As with Ukraine, it was often the young and healthy that left and the elderly who stayed behind. The 2019 Belarusian census had already found that a third of the population was over 55 and that proportion will surely have risen.


A recent rumour claimed that the regime’s Operational Analytical Centre (a government research department) had concluded that fewer than eight million people now lived in Belarus. The OAC’s finding reportedly alarmed Alyaksandr Lukashenka. While the authenticity of the figures cannot be verified, it is plausible that the country’s population has fallen so steeply.

 

European futures


Both Ukrainians and the exiled Belarusian opposition are eyeing a future as members of the European Union. In Ukraine’s case this is a formal constitutional ambition: an amendment approved in February 2019 stated that the country’s strategic goals included EU membership. In the case of Belarus, it is the exiled opposition which – as of 2023 – has declared its goal that Belarus in the future would have membership of the EU.

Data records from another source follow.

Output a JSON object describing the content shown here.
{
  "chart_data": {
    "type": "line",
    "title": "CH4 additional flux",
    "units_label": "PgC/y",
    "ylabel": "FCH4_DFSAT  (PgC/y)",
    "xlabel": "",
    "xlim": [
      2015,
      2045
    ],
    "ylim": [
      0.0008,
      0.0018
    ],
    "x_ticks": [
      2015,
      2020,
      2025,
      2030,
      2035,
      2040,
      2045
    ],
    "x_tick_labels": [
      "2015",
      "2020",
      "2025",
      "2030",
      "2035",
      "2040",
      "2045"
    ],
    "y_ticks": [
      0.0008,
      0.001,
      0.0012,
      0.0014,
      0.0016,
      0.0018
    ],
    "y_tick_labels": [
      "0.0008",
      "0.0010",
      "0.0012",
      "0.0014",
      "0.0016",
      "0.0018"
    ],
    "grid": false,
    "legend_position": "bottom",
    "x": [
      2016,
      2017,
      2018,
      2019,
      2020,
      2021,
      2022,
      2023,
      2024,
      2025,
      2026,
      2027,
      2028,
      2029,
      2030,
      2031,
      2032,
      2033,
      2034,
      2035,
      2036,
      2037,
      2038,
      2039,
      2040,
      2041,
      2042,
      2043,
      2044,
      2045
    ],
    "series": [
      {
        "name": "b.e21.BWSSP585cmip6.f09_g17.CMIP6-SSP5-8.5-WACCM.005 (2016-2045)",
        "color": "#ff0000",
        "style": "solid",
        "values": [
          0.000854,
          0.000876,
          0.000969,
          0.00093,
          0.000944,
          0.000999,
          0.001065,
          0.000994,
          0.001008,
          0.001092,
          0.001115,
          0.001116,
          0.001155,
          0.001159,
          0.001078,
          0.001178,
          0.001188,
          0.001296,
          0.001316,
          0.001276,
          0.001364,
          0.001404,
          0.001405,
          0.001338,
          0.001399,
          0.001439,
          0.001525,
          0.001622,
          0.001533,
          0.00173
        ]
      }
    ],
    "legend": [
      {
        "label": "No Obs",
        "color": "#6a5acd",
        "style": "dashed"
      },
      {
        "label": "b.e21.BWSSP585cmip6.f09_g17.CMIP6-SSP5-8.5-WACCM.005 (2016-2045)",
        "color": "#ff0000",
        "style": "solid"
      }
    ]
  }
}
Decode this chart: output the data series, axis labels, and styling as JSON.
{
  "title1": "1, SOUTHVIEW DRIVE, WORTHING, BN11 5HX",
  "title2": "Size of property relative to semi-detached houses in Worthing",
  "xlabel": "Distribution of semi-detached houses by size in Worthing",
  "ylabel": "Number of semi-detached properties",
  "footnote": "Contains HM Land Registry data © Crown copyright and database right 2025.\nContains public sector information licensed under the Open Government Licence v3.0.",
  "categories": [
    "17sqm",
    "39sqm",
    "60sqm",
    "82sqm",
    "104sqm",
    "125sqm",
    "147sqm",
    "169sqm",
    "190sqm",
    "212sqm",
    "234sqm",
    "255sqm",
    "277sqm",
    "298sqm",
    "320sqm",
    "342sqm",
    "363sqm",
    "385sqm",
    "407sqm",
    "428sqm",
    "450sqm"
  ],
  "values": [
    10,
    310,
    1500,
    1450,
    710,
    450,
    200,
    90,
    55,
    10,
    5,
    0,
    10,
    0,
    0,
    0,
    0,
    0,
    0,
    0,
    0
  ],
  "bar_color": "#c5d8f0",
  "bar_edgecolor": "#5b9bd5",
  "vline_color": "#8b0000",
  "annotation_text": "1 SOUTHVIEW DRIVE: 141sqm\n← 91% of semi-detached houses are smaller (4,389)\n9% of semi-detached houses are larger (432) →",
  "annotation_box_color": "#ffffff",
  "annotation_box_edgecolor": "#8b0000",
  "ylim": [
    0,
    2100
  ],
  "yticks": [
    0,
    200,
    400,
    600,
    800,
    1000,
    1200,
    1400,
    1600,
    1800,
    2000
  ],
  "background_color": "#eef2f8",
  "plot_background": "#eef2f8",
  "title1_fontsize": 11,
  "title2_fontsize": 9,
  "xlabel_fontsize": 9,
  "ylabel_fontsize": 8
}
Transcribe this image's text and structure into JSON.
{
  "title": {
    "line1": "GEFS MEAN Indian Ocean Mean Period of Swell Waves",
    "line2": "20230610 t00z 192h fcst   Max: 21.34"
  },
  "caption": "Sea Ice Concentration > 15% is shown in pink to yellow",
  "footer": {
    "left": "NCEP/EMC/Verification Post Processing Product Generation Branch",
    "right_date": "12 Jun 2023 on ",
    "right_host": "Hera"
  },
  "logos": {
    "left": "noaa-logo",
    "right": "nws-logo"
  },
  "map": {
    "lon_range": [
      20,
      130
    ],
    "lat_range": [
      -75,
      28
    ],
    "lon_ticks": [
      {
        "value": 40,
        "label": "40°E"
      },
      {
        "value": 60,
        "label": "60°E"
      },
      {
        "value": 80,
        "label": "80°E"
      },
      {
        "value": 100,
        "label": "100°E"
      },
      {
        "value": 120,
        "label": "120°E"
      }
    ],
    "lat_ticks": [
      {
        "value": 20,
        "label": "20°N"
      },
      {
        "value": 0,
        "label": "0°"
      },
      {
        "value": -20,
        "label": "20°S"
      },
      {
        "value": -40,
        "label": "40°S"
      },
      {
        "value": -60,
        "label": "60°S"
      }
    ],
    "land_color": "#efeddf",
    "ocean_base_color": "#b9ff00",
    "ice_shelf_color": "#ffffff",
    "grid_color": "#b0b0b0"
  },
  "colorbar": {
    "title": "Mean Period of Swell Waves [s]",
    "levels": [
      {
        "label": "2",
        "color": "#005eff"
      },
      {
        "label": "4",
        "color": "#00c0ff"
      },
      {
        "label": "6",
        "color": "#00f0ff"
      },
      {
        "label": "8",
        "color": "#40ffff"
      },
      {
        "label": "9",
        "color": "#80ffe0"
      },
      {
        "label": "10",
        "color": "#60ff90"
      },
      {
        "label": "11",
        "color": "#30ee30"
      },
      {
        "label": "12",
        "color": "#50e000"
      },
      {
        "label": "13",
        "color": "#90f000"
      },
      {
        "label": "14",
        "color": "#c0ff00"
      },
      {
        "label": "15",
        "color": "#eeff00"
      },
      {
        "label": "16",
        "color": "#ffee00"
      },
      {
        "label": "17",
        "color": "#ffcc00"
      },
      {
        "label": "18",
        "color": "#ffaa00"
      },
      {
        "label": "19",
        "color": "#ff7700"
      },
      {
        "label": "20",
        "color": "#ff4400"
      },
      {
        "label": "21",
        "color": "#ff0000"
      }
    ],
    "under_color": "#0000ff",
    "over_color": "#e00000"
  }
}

Freedom of movement is one of the key appeals to individuals of closer ties to the EU and Brussels should not compromise on its core values. At the same time, it needs to focus part of its preparatory work on ensuring that the path to EU membership does not simply mean a brain drain in eastern Europe. The EU must work with its Ukrainian and Belarusian counterparts to ensure that future enlargement doesn’t compound existing demographic challenges.


It must focus its investments to help to make Belarus and Ukraine countries that people wish to return to with freedom of movement, rather than ones more people are encouraged to leave. Creating incentives to other EU citizens to relocate to the countries may also help, since immigration is the most obvious way to compensate for the low fertility rates in both countries.


Given the rise of populist sentiment in many existing EU member states, which might turn Europeans against enlargement, finding a way of making both countries attractive relocation destinations would not only help Belarus and Ukraine but would also help to keep the European project on track and bolster it for future challenges.